Stocks Pounded Overnight but Dollar Slightly Lower

September 26, 2016

Investors are worried that there’s no escape from the low interest rate global environment, that such will corrode the health of the financial sector, that Donald Trump will be America’s 45th president, and that oil producers will lack the cohesiveness to support energy prices. ┬áThe first Trump-Clinton debate starts at 09:00 EDT tonight.

Led by weakness in bank and energy sectors, share prices are down between 1.1% and 2.2% in Germany, Britain, France, Italy, Spain, Switzerland and Greece. Japan’s Nikkei fell 1.3%. India’s market also dropped 1.3%. Stocks in China and Hong Kong plunged 1.8%.

Among 10-year sovereign debt yields, British gilts have declined three basis points, and German bunds and Japanese JGBs are three basis points farther below zero.

West Texas Intermediate oil prices did a dead cat bounce, rebounding 1.0% after Friday’s near-4% swoon. Comex gold is unchanged at $1,341.40 per ounce.

A downgrade of Turkish sovereign debt to junk status (Ba1) by Moody’s sent Turkish stocks 3.9% lower and depressed the lira by 0.7%.

The U.S. dollar otherwise slipped 0.2% against the Swissie and kiwi and by 0.1% relative to the euro and Australian dollar. The U.S. currency is unchanged against the Chinese yuan and 0.1% firmer relative to the loonie.

A bigger dollar move involves the Japanese yen, which rose 0.7%. Japan’s index of coincident economic indicators in July was revised lower to a reading of 112.1 from 112.8 reported initially. Such continues to show a “weakening” trend according to Abe government officials. While reiterating that the Bank of Japan will stimulate further if necessary, Governor Kuroda said a big change in the central bank’s bond buying is not contemplated for now.

On a brighter note, the German business climate index compiled by the IFO Economic Institute in Munich rebounded 3.2 points in September to a 28-month high of 109.5. Current conditions rose 1.8 points to a reading of 114.7, and expectations advanced 4.4 points to 104.5. Strong improvement was reported in manufacturing, construction, wholesaling and the retail sectors.
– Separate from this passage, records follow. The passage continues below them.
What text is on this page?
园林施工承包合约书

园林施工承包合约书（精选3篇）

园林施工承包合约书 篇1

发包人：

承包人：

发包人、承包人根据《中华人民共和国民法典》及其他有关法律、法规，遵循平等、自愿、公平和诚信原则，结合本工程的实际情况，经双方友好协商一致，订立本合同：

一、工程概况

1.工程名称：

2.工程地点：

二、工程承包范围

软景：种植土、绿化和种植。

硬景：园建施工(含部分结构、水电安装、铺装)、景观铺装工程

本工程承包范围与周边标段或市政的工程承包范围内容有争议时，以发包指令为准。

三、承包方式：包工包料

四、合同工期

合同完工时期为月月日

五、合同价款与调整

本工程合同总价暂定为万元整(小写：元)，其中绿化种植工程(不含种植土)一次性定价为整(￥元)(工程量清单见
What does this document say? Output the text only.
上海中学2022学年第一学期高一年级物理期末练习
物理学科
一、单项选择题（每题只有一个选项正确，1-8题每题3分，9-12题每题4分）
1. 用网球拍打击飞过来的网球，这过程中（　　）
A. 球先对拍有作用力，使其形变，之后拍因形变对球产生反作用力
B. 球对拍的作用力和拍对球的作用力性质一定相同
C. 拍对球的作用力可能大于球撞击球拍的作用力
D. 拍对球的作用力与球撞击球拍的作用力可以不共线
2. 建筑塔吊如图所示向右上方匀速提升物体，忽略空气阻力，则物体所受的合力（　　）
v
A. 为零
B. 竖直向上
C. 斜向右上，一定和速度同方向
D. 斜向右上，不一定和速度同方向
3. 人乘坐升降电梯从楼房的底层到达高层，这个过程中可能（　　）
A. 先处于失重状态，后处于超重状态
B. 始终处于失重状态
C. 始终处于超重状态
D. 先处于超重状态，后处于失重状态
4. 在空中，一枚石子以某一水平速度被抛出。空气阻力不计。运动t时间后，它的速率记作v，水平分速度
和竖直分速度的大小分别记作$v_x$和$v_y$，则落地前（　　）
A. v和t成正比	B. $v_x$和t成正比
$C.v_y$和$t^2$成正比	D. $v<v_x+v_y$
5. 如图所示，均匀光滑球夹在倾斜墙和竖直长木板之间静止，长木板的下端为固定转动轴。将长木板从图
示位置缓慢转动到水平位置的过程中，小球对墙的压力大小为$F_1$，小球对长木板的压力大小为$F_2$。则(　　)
The British Bankers Association measure of mortgage approvals, totaling 36,997 in August, was the lowest in twenty months.

Italian retail sales slipped 0.3% in July, their first drop since April, and were 0.2% lower than a year earlier.

Finish producer price deflation slowed to 2.6% in August after having been negative 3.8% in July.

Czech economic sentiment in September was the highest since February. Business sentiment dipped marginally, while consumer confidence posted a more significant improvement.

New Zealand recorded a NZD 1.265 billion trade deficit in August, 16% greater than a year earlier. Exports and imports each declined on year.

Industrial production in Singapore was unchanged on month and 0.1% higher on year in August. Malaysian unemployment ticked upward to 3.5% in August.

The Bank of Israel is holding a monthly monetary policy meeting today. Next year it will switch to just eight meetings per year.

Ahead of tonight’s U.S. presidential debate at Hofstra University, polls show a race that’s too close to call but with momentum continuing to swing in Donald Trumps favor. The mood overseas is one of extreme panic at the mounting possibility that America is taking sharp turn away from well-established and predictable policies since the end of World War II.